G7: "Wirtschafts-Nato" im Wettbewerb mit China

Polarisierung im Handel: Wie steht es mit der Abhängigkeit von Asien? Interview mit Roberto Guidetti von Gigaset über neue Weichenstellungen und Wertschöpfungsketten.

Die frühere Kurz-Zeit-Premierministerin Liz Truss (Downing Street 10: Der Nächste, bitte!) ist auf einer "Comeback-Tour", wie dies britische Medien nicht ganz ohne hämischen Unterton berichten. Immerhin schaffte sie es mit einer spektakulär klingenden Idee einige Aufmerksamkeit zu bekommen.

Truss schlägt vor, dass der Westen eine "ökonomische Nato" bildet: Die G7 sollten nach ihrer Vorstellung wie eine Wirtschafts-Nato handeln und "unseren Wohlstand verteidigen", sagte sie kürzlich auf einem Symposium in Tokio.

Sollte Chinas Präsident Xi Jinping aggressive Schritte gegen Taiwan unternehmen, so sollten die Mitglieder der "economic Nato" ein hartes Paket an Wirtschaftssanktionen beschließen und einander beistehen, zitieren sie britische Magazine. Politico hatte bereits vorab davon berichtet, wie sich Truss eine härtere "Wirtschafts-Nato"-Gangart gegen China vorstellt.

Das Label "economic Nato" wird wahrscheinlich nur kurz und beschränkt berühmt sein, ähnlich wie Liz Truss, aber die Kampfansage Richtung China gibt es längst ("Der Kampf der Systemrivalen spitzt sich zu").

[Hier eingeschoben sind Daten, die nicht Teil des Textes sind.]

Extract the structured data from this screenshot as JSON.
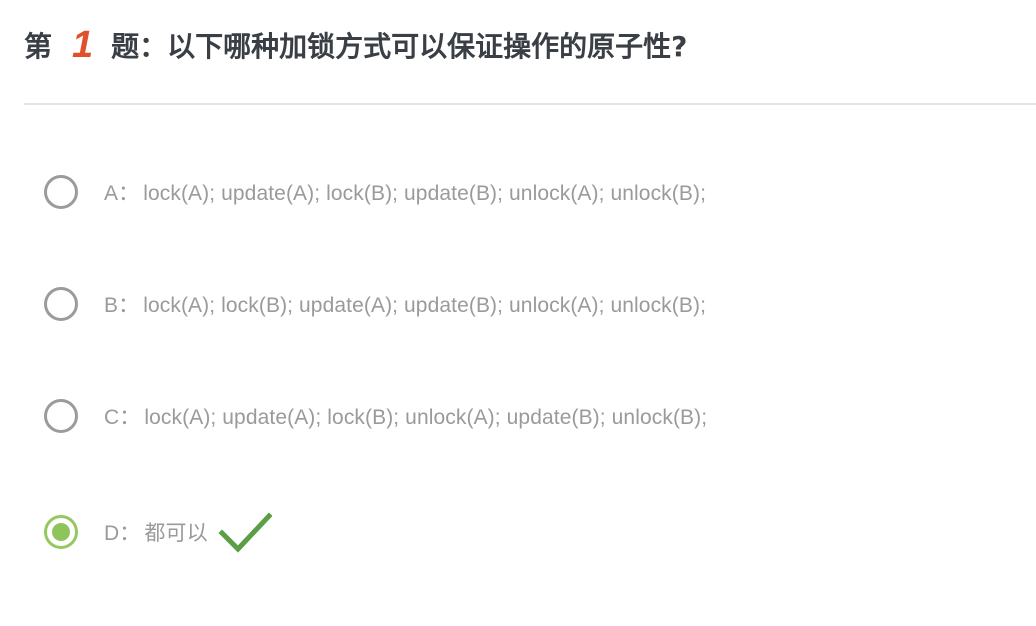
{
  "question": {
    "prefix": "第",
    "number": "1",
    "text": "题：以下哪种加锁方式可以保证操作的原子性?"
  },
  "options": [
    {
      "letter": "A：",
      "text": "lock(A); update(A); lock(B); update(B); unlock(A); unlock(B);",
      "selected": false
    },
    {
      "letter": "B：",
      "text": "lock(A); lock(B); update(A); update(B); unlock(A); unlock(B);",
      "selected": false
    },
    {
      "letter": "C：",
      "text": "lock(A); update(A); lock(B); unlock(A); update(B); unlock(B);",
      "selected": false
    },
    {
      "letter": "D：",
      "text": "都可以",
      "selected": true,
      "correct_mark": "checkmark-icon"
    }
  ],
  "colors": {
    "question_number": "#e0502a",
    "selected_radio": "#95c85f",
    "checkmark": "#5a9e45",
    "option_text": "#9a9a9a"
  }
}
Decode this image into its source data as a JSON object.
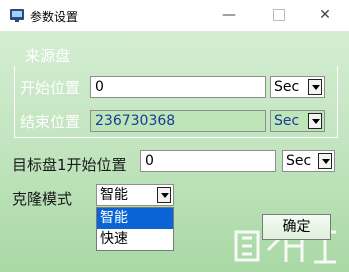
{
  "window": {
    "title": "参数设置"
  },
  "source_group": {
    "title": "来源盘",
    "start_label": "开始位置",
    "start_value": "0",
    "start_unit": "Sec",
    "end_label": "结束位置",
    "end_value": "236730368",
    "end_unit": "Sec"
  },
  "target": {
    "label": "目标盘1开始位置",
    "value": "0",
    "unit": "Sec"
  },
  "clone_mode": {
    "label": "克隆模式",
    "selected": "智能",
    "options": [
      "智能",
      "快速"
    ]
  },
  "buttons": {
    "ok": "确定"
  },
  "colors": {
    "accent": "#0a64d6",
    "panel_green": "#bfe3bc",
    "readonly_field": "#bde5b8"
  }
}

Dem stehen allerdings wirtschaftliche Realitäten und Abhängigkeiten gegenüber.

Wer heute das Typenschild eines technischen Produktes vom Notebook bis zum Smartphone betrachtet, wird in den meisten Fällen feststellen, dass praktisch alle aus China stammen. Selbst bei vielen Produkten, die mit ″Made in Germany″ glänzen, werden die Komponenten zumeist importiert.

Zulieferketten

Bislang kommen die Chips für Smartphone mehrheitlich aus Taiwan, wo sie von sogenannten Foundries im Auftrag US-amerikanischer Fabless Companies produziert werden. Aus den USA kommen auch die einschlägigen Betriebssysteme wie Android und Apples iOS.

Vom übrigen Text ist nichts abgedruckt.